There's an interesting anecdote that paraphrases that we nonchalantly ignore the importance and intelligence and motive and sensory capabilities of plants JUST because they're slower than we can readily perceive. They're not less complex. In fact, they have all of our senses, plus a much wider capacity to sense. Theories have most plants linked up to at least 20 full-blown senses. Not just our five. Hell, I'd LOVE to be able to sense gravity. Oh, wait. I do: It's that way.

Okay, so perhaps his definition of senses needs a bit more fleshing, whether its animal or plant flesh, but I am convinced on the intelligence. :)

An interesting unproven hypothesis speculate that they work together as emergent properties rather more complicated than simply transmitting through the roots, either chemically, spatially, or even through the tiny clicking sounds that all roots make, whether or not it's the cracking of the cellular wall or it's a method of communication.
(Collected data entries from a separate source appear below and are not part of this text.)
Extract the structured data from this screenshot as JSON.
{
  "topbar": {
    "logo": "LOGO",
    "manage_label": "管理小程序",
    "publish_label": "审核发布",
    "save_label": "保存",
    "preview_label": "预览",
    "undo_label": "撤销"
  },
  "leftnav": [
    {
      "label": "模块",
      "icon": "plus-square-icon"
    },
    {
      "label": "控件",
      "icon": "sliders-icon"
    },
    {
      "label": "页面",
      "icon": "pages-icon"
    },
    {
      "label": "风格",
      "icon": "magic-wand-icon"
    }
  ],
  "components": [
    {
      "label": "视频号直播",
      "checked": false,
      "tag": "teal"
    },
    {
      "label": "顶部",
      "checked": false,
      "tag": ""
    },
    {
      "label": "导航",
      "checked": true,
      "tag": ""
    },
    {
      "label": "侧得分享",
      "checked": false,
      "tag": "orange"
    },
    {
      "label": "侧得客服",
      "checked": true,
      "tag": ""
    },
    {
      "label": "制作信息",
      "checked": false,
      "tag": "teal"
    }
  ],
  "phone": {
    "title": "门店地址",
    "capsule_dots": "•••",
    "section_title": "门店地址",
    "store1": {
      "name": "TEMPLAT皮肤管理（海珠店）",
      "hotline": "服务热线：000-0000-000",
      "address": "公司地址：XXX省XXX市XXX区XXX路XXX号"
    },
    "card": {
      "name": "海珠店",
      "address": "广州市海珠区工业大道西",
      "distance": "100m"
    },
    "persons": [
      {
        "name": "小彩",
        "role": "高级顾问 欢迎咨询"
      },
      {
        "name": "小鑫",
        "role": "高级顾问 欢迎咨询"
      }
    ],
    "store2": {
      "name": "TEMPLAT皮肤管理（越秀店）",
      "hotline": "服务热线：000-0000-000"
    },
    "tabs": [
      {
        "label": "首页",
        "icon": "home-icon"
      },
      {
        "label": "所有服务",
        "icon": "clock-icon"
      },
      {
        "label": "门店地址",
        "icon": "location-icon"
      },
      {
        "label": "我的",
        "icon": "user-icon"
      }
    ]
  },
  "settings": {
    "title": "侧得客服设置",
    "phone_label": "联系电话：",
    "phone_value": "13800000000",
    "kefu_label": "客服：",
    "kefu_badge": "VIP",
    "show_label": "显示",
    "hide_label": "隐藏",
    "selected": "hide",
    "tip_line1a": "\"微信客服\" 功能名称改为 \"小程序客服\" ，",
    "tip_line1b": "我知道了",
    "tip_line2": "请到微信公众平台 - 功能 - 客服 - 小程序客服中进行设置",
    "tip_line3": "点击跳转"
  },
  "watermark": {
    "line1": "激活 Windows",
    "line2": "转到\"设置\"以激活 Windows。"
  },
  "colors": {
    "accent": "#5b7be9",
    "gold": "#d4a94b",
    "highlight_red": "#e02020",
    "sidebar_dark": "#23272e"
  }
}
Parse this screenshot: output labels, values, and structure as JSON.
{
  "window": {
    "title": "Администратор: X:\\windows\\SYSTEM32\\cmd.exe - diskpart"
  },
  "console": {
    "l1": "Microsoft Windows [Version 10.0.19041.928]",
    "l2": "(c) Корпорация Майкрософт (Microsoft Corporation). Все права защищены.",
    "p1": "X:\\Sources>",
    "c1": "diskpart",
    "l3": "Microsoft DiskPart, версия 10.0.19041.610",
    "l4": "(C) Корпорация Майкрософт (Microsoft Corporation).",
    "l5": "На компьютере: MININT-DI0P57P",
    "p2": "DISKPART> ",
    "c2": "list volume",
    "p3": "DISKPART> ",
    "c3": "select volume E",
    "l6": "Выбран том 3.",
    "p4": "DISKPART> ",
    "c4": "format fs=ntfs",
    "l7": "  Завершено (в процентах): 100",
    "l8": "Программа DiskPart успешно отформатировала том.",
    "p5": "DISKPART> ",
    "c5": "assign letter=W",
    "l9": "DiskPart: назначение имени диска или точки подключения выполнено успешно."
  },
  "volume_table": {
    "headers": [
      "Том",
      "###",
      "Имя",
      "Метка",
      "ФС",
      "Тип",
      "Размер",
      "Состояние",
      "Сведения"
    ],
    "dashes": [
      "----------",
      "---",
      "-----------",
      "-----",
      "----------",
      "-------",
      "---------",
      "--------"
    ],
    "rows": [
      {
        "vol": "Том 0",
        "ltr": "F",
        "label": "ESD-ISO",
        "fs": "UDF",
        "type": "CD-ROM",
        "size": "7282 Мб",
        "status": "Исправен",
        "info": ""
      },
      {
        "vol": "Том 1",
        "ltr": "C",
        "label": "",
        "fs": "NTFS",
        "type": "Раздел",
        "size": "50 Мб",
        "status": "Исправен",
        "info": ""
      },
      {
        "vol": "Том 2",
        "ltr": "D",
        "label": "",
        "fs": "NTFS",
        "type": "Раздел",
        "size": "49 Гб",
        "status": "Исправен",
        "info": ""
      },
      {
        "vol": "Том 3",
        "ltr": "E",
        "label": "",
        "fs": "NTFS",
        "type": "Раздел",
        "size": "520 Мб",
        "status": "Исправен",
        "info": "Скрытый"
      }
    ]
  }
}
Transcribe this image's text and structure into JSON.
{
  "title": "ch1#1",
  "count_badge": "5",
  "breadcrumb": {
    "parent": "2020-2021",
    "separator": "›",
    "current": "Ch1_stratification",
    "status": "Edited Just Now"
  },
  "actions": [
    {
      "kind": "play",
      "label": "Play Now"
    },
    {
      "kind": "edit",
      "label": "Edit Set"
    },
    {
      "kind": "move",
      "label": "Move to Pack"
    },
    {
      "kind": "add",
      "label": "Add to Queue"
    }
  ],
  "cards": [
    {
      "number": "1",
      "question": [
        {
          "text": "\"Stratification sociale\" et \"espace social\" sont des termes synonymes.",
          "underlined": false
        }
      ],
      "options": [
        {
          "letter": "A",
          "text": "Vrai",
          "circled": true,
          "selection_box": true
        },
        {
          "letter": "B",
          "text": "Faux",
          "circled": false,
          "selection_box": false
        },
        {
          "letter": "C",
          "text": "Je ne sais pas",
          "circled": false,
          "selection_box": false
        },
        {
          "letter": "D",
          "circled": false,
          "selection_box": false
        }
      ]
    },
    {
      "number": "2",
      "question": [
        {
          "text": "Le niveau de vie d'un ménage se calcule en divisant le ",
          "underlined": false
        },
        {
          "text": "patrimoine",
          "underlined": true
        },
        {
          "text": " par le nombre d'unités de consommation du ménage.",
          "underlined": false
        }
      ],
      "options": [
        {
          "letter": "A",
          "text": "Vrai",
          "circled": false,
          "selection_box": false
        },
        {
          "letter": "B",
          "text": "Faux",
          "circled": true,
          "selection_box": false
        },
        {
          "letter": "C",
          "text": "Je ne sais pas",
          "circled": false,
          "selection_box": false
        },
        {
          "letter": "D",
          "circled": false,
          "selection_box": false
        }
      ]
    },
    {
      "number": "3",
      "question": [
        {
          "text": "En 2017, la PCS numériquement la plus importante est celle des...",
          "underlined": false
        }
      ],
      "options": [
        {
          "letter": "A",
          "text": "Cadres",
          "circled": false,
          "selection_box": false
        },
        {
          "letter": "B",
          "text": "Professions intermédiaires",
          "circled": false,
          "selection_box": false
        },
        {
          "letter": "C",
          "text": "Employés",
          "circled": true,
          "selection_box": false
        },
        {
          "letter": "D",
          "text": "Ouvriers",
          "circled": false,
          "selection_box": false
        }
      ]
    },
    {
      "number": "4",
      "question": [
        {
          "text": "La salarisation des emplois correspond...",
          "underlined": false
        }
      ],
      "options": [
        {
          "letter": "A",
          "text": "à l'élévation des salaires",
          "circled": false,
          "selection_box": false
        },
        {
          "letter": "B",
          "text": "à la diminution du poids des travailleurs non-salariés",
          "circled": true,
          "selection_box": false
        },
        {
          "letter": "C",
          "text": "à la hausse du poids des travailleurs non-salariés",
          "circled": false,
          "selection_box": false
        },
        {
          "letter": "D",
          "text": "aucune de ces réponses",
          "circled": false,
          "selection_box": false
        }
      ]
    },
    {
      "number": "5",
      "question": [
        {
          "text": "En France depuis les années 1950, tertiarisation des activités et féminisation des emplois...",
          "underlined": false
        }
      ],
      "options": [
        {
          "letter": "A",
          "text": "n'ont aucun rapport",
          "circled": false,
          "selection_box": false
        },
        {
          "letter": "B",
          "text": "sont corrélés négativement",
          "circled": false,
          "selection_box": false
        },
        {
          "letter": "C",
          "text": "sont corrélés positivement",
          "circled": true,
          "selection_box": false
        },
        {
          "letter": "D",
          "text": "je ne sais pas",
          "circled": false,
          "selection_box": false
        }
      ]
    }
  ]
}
Swarming intelligent emergence within a root system. That's so totally awesome. Discussions of AIs and Other Computing Models are also touched in this book.

The only reason I knocked a star was in the total page-time spent exhorting us to just quit it with our animal prejudices, looking for intelligence that's just like us instead of what is apparent all around us. Systems Theory should have put a nail in that coffin of thought, but alas, the opposite is apparently still going strong. I wanted even more facts and even more wild theories, not more persuasive arguments. :)

Stop sitting around like a vegetable, people!